When the Gilletts sought to move to Funny Farm Feeds to the Lane 11 property earlier this year, Park County planning staffers classified it as a value-added business — which required a special use permit, public notices and two public hearings.
“I know this is a very small project and it’s kind of unfortunate, I guess … going through the special use permit process,” planner II Kim Dillivan told county commissioners at their Aug. 19 meeting, “but we really couldn’t classify this as ag production because really it’s not the production ... of alfalfa, because Ronnie [Gillett] really is converting that into something else.”
In applying for the county permit, Gillett indicated that Funny Farm Feeds would operate between daylight and dusk. However, after asking whether it would be possible to go until 9 p.m., commissioners opted to simply remove the limits on the hours of operation.
“I don’t want us to approve something that handcuffs you on your production,” Commissioner Lee Livingston told Gillett; concurred Commission Lloyd Thiel, “It’s surrounded by agriculture, and they farm all night long.”

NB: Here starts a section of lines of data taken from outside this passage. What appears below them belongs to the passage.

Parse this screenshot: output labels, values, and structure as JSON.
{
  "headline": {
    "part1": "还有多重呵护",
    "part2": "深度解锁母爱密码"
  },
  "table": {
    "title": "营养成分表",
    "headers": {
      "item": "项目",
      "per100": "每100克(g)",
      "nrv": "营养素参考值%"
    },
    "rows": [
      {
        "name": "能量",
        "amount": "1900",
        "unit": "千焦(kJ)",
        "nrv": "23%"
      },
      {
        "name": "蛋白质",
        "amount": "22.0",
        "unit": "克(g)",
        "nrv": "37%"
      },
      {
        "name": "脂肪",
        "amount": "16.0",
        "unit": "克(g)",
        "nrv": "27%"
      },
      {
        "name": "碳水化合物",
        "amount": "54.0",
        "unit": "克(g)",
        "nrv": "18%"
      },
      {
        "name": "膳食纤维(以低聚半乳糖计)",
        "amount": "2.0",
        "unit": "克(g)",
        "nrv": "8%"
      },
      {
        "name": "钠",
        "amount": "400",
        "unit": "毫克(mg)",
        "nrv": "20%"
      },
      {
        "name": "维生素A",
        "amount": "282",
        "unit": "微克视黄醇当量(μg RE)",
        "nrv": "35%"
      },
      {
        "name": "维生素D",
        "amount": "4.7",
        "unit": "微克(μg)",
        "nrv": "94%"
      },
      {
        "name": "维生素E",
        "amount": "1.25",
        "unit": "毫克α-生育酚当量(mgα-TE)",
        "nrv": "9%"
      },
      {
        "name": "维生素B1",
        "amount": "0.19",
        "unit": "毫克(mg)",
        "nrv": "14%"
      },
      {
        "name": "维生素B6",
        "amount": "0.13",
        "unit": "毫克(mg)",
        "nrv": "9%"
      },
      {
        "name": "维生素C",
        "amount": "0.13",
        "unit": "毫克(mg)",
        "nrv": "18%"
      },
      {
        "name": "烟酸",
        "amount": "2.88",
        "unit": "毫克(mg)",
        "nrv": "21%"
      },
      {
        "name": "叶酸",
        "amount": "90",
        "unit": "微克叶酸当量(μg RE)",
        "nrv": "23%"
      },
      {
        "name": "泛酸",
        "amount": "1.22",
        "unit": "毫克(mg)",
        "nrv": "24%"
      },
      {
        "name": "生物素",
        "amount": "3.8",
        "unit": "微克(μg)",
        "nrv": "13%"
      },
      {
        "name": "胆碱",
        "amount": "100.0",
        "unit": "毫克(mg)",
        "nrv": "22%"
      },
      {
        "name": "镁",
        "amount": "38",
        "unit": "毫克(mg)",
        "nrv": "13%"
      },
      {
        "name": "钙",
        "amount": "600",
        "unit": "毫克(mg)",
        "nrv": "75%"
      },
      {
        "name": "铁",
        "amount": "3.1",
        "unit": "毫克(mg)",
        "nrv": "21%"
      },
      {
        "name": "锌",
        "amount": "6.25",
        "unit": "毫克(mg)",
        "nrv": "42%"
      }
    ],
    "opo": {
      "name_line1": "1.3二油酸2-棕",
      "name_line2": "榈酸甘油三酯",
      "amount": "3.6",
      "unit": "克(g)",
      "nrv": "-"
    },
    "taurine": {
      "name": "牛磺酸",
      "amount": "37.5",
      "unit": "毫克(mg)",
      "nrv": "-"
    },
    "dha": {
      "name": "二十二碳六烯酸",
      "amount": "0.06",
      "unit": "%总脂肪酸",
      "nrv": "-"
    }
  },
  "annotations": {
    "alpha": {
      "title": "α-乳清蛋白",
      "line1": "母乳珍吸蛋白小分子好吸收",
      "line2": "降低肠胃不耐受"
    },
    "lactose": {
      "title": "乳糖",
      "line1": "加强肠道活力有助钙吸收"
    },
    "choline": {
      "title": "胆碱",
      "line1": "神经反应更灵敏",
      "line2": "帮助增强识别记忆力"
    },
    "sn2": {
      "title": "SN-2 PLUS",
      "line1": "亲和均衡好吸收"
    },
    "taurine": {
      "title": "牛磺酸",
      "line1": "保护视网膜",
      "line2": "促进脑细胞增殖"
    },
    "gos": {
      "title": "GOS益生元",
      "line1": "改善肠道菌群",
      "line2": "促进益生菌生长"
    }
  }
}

Commission Chairman Joe Tilden offered his best wishes to Gillett and the business.
“I hope you got to come back to us and ask for an amendment [to the permit] to build another building or something,” Tilden said.
It took a couple days, but Gillett was able to move his metal building to the Lane 11 property a few weeks ago and Funny Farm Feeds is already operating at the new location.
“[We’re] just trying to get our little family-owned business off the ground and running,” Gillett said.
The roughly 8.5-acre property includes plenty of room for any future expansion, with the family constructing a house just east of the buildings.